Başa dönecek olursak; İsrail'in, Gazze'ye insani yardım götüren ve 'Rotamız Filistin, Yükümüz Özgürlük' sloganıyla yola çıkan Mavi Marmara gemisine 31 Mayıs 2010'da düzenlediği saldırı sonrasında kopan ve diplomatik seviyesi aşağılara çekilen Türkiye-İsrail ilişkileri, İsrail Cumhurbaşkanı Isaac Herzog'un geçen sene Ankara'ya yaptığı ziyaret ile yumuşamaya başladı. Devamla 2008'den bu yana yapılan bu ilk üst düzey resmi ziyaret, her iki ülkede ilişkilerin normalleşmesi için adımları hızlandırdı ve karşılıklı olarak büyükelçi atama kararı ile sonuçlandı. Hafta içinde T.C. Cumhurbaşkanı Erdoğan ve İsrail Başbakanı Netanyahu görüşmesinden sonra Türkiye-İsrail ilişkileri yeni bir evreye girecek. Belli ki aradan geçen 13 yıldan sonra Ortadoğu’da ilişkiler ve dengeler değişecek ve eskiye benzemeyen yeni bir şekil alacak.
Öte yandan; Cumhurbaşkanı Erdoğan’ın geçen hafta Cezayir Cumhurbaşkanı Tebbun ile görüşmesi, hafta içinde Filistin Devlet Başkanı Mahmud Abbas ile görüşecek olması önemli bir dış siyaset adımı. Bilindiği üzere 2013 yılında sıkıntıya giren ve neredeyse kopuş noktasına gelen Türkiye-Mısır ilişkilerinin yükseltilmesi adımı bu yıl karşılıklı Büyükelçilerin atanması ile başladı. Cumhurbaşkanlığı seçimlerinden sonra da Mısır Cumhurbaşkanı Abdülfettah es-Sisi’nin Erdoğan’ı tebrik eden ilk isimlerin arasında yer alması ve Cumhurbaşkanı Erdoğan’ın, Mısırlı mevkidaşı Abdulfettah es-Sisi’yi Türkiye’ye davet etmesi Türkiye-Mısır ilişkilerini yeni bir evreye soktu.

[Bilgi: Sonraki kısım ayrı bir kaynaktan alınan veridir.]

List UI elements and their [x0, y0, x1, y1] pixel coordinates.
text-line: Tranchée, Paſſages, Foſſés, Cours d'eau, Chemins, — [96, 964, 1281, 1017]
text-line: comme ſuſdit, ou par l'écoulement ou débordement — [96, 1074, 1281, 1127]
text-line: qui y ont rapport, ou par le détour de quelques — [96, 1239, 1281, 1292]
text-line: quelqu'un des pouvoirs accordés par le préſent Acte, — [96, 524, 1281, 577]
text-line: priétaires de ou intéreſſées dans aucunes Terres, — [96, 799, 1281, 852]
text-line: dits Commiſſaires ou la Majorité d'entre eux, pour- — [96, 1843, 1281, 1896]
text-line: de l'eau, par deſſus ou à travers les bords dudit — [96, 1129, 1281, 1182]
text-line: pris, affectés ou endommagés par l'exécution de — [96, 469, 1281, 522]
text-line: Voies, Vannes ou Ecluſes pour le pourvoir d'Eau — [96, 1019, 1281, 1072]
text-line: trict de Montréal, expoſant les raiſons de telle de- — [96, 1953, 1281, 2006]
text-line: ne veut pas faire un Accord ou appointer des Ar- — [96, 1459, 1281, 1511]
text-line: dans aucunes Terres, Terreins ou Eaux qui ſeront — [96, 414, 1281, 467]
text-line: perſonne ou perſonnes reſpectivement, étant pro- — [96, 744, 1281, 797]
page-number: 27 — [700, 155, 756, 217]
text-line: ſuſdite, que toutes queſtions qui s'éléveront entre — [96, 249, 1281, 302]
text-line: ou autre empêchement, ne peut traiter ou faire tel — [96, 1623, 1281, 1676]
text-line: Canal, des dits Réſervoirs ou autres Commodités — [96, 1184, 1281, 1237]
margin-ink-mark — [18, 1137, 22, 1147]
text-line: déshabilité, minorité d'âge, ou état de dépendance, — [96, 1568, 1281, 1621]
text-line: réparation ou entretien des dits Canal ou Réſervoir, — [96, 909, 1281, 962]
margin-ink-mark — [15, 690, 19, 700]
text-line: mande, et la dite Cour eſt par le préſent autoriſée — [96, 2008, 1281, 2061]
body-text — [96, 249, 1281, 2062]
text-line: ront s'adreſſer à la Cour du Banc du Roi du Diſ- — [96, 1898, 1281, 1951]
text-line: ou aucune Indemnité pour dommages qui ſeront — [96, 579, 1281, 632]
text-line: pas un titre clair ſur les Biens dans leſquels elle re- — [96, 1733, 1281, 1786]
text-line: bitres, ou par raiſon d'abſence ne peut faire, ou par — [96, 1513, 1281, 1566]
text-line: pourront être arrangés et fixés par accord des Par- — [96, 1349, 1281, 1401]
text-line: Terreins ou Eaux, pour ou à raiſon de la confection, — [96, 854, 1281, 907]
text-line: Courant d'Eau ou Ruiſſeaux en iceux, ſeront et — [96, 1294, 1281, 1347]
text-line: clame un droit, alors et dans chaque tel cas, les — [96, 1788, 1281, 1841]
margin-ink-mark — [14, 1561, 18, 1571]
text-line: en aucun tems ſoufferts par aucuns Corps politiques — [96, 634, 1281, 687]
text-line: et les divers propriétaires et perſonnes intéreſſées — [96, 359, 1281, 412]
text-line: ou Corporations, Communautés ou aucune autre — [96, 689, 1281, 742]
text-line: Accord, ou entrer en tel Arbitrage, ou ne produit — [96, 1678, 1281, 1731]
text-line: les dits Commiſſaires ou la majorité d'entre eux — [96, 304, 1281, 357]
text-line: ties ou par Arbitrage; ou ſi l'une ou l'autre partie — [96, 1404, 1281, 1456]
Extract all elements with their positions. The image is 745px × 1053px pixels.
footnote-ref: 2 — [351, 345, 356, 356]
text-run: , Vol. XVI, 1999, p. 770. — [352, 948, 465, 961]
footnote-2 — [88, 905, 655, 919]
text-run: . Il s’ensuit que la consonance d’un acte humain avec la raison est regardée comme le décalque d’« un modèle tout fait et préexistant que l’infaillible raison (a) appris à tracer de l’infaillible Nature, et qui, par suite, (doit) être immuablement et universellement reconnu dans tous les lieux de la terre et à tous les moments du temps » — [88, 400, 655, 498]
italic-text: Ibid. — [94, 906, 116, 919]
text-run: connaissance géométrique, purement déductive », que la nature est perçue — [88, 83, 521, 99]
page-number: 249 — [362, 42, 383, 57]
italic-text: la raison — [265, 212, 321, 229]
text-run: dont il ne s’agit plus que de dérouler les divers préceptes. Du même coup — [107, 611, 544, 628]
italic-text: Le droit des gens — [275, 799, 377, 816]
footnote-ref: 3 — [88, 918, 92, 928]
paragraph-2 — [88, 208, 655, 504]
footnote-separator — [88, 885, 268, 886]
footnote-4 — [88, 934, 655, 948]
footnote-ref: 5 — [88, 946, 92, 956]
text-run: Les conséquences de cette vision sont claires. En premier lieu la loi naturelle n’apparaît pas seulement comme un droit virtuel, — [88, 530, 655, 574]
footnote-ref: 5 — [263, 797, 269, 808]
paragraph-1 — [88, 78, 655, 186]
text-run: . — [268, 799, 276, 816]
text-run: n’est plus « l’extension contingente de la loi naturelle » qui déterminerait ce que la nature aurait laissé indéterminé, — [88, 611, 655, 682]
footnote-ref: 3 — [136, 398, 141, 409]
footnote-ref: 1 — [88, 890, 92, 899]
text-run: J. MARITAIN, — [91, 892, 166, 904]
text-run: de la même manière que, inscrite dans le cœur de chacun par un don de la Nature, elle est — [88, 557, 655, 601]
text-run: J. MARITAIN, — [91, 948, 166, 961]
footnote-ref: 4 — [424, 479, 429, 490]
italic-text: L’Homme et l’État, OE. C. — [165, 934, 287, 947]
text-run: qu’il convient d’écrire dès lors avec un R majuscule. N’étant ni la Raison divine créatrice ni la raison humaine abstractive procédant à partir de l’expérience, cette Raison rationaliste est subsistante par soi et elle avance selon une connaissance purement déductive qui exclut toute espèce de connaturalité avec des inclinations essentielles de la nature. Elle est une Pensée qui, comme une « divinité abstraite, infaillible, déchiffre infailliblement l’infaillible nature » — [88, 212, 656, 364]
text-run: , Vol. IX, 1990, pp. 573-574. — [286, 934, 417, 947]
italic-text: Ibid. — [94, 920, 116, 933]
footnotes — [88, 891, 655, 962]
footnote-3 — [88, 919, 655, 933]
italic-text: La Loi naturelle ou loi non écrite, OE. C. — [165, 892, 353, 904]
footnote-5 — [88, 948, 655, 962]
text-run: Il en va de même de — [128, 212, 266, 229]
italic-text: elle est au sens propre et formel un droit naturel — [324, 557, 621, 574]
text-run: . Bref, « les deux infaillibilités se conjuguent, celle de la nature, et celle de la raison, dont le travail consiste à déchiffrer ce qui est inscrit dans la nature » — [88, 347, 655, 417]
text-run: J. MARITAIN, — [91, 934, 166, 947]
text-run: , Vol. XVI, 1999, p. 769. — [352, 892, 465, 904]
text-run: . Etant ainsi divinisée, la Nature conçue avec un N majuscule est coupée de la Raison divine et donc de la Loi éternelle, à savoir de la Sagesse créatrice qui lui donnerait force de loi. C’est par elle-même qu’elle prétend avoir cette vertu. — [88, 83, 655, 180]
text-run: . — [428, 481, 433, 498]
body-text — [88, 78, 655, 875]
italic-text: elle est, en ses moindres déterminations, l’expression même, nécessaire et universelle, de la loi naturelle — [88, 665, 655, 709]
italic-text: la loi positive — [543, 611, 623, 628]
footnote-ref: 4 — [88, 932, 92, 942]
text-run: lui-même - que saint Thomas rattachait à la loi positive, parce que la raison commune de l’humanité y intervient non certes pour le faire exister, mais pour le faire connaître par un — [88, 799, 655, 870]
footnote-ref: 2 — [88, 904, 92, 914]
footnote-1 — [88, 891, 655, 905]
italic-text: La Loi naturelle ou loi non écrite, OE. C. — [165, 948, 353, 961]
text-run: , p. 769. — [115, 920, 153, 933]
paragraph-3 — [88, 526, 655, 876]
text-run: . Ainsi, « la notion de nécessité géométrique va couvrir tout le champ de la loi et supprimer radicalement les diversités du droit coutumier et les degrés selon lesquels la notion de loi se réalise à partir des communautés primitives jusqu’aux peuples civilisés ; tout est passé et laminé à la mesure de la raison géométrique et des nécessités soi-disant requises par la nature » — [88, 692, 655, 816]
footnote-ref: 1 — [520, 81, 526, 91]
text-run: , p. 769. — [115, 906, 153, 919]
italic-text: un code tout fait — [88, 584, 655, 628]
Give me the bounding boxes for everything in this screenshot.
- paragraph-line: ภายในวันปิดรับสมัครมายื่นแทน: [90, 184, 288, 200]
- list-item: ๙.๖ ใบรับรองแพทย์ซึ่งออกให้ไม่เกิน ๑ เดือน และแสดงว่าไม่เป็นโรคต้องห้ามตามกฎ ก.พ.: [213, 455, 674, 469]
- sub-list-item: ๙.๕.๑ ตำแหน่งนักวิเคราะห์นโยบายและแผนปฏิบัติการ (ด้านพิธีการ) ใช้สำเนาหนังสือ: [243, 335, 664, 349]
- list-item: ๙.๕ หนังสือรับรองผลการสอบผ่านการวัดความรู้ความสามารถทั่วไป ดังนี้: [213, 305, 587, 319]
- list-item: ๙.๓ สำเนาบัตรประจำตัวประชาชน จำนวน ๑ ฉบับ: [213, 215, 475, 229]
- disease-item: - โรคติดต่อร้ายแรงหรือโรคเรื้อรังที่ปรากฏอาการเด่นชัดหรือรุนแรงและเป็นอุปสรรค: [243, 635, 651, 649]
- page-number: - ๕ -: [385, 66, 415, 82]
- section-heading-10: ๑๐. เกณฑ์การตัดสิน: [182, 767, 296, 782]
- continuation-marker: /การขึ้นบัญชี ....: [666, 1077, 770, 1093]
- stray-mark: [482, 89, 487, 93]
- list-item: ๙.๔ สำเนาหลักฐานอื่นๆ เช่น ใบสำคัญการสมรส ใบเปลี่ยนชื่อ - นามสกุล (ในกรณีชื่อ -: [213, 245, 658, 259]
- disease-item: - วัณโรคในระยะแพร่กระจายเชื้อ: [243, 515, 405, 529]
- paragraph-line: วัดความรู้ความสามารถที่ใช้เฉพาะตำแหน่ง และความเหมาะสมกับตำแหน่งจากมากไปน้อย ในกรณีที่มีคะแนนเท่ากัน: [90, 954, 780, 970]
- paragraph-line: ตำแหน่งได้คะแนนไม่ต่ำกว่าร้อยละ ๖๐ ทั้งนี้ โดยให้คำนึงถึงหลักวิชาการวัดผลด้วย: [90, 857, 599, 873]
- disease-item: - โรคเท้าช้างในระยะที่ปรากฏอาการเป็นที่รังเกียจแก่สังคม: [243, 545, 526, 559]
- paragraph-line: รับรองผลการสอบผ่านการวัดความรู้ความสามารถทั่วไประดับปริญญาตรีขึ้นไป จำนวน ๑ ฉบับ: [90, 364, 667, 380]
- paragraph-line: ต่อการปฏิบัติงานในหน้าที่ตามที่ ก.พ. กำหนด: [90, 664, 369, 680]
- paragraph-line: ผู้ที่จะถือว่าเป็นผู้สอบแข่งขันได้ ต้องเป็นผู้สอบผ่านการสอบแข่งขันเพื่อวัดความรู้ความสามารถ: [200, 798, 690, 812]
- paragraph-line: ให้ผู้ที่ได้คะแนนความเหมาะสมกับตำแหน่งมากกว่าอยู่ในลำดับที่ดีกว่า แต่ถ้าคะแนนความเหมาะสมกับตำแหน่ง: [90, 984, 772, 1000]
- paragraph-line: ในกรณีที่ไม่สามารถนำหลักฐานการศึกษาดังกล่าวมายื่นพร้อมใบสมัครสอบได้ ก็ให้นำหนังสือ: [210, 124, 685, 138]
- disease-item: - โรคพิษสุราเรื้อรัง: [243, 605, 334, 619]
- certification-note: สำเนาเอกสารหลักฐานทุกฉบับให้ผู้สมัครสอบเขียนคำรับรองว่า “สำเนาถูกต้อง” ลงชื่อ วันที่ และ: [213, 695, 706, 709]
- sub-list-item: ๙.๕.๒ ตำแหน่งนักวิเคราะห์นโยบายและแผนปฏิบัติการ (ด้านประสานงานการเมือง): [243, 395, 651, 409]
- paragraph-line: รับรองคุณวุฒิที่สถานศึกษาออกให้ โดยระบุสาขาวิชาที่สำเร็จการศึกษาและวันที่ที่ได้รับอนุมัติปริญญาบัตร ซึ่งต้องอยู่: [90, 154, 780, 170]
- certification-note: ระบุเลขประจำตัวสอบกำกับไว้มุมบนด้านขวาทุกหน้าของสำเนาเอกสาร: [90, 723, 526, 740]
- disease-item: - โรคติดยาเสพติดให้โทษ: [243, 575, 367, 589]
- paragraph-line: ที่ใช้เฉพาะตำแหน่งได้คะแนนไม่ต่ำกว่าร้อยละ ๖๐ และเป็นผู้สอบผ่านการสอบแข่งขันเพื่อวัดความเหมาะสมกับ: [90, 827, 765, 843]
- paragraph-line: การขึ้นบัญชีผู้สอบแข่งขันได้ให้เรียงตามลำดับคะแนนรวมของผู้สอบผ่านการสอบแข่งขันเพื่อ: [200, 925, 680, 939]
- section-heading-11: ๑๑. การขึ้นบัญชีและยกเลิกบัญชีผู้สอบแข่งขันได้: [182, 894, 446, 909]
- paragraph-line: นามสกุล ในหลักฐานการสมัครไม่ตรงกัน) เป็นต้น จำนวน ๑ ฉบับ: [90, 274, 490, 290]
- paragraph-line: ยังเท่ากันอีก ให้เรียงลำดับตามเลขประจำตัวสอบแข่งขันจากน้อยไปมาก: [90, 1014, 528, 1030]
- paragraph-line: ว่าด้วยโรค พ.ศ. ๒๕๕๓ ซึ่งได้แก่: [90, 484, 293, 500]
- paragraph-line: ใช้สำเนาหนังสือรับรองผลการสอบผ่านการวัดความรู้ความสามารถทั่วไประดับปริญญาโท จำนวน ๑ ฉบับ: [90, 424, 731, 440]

Özetle; Türkiye’nin Ortadoğu ülkeleri ile olan ilişkileri ve Ortadoğu politikası yüz güldürecek bir seviyeye doğru ilerlerken, bu ülkelerle olan ilişkilerin Kıbrıs sorununun -Kıbrıs Türkleri lehine -çözümüne de katkı koyacağına dair inancımız artıyor.